Jove
Visualize
联系我们
JoVE
x logofacebook logolinkedin logoyoutube logo
关于 JoVE
概览领导团队博客JoVE 帮助中心
作者
出版流程编辑委员会范围与政策同行评审常见问题投稿
图书馆员
用户评价订阅访问资源图书馆顾问委员会常见问题
研究
JoVE JournalMethods CollectionsJoVE Encyclopedia of Experiments存档
教育
JoVE CoreJoVE BusinessJoVE Science EducationJoVE Lab Manual教师资源中心教师网站
使用条款与条件
隐私政策
政策

相关概念视频

X-ray Imaging01:24

X-ray Imaging

German physicist Wilhelm Röntgen (1845–1923) was experimenting with electrical current when he discovered that a mysterious and invisible "ray" would pass through his flesh but leave an outline of his bones on a screen coated with a metal compound.

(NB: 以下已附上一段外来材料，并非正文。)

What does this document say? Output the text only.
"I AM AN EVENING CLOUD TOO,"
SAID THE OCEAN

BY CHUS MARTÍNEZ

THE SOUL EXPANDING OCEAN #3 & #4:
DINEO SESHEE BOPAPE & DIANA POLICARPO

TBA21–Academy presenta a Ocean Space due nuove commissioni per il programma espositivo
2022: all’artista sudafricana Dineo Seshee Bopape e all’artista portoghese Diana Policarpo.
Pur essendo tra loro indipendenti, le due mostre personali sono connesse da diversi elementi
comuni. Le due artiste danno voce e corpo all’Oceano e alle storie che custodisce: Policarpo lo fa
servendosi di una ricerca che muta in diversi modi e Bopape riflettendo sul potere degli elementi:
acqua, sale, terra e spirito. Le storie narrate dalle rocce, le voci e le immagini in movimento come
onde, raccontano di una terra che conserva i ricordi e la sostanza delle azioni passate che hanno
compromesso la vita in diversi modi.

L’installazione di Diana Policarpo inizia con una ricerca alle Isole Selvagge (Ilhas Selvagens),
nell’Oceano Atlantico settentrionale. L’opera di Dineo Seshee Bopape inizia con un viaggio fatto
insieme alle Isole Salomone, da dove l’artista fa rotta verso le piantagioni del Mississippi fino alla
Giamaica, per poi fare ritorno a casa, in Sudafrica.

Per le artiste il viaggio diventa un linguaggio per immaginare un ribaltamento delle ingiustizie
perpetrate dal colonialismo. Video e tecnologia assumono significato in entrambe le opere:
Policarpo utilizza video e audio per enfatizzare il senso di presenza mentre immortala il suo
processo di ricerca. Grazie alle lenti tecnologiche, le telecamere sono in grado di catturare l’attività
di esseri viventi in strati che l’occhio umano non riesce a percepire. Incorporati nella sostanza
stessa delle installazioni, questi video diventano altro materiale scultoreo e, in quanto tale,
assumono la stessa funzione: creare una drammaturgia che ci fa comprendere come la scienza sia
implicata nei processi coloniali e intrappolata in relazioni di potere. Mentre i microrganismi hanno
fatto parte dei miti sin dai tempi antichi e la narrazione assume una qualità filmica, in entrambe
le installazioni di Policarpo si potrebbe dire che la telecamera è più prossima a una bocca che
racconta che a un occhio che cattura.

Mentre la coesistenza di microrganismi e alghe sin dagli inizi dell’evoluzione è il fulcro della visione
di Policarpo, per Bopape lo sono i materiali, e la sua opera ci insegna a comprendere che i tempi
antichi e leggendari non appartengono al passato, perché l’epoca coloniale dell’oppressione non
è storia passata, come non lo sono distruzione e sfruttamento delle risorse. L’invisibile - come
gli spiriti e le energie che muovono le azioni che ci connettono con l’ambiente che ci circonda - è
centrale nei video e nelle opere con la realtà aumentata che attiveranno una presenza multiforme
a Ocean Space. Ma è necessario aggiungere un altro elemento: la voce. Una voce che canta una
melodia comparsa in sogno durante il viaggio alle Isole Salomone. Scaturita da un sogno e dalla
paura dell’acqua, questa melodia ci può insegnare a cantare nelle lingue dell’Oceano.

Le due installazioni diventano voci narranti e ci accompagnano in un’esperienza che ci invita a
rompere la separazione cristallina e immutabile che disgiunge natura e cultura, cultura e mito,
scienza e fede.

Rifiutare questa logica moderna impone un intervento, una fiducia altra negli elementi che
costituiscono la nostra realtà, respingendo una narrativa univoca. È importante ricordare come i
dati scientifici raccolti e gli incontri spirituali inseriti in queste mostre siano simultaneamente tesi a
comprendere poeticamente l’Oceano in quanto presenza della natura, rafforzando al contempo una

In 1895, Röntgen made the first durable record of the internal parts of a living human: an "X-ray" image (as it came to be called) of his wife’s hand. Scientists worldwide quickly began their own experiments with X-rays, and by 1900, X-ray was widely...

您也可能阅读

相关文章

通过共同作者、期刊和引用图与本文相关的文章。

排序
Same author

Antiferroelectric thin films embedded with ferroelectric switching loop for giant negative electrocaloric effect.

Science advances·2026
Same author

Ultrasensitive In Vivo Imaging of Adoptive Immune Cell Distribution and Expansion Using Second Near-Infrared Conjugated Oligoelectrolyte Probes.

Research (Washington, D.C.)·2026
Same author

TRPC4/TRPC5 are critical for neuronal modulation by transcranial focused ultrasound in retrosplenial cortex in male mice.

Nature communications·2026
Same author

Long-Acting Dynamic Therapy Using X-Ray Activated Organic Nanoparticles for Afterglow Imaging Guided Deep Tumor Treatment.

Angewandte Chemie (International ed. in English)·2026
Same author

Discovering proteo-transcriptomic networks via biologically informed heterogeneous graph learning.

Nucleic acids research·2026
Same author

Spectrally Defined Bipolar Black Phosphorus Memristor Enables All-Optical Boolean Logic and Multispectral Computing.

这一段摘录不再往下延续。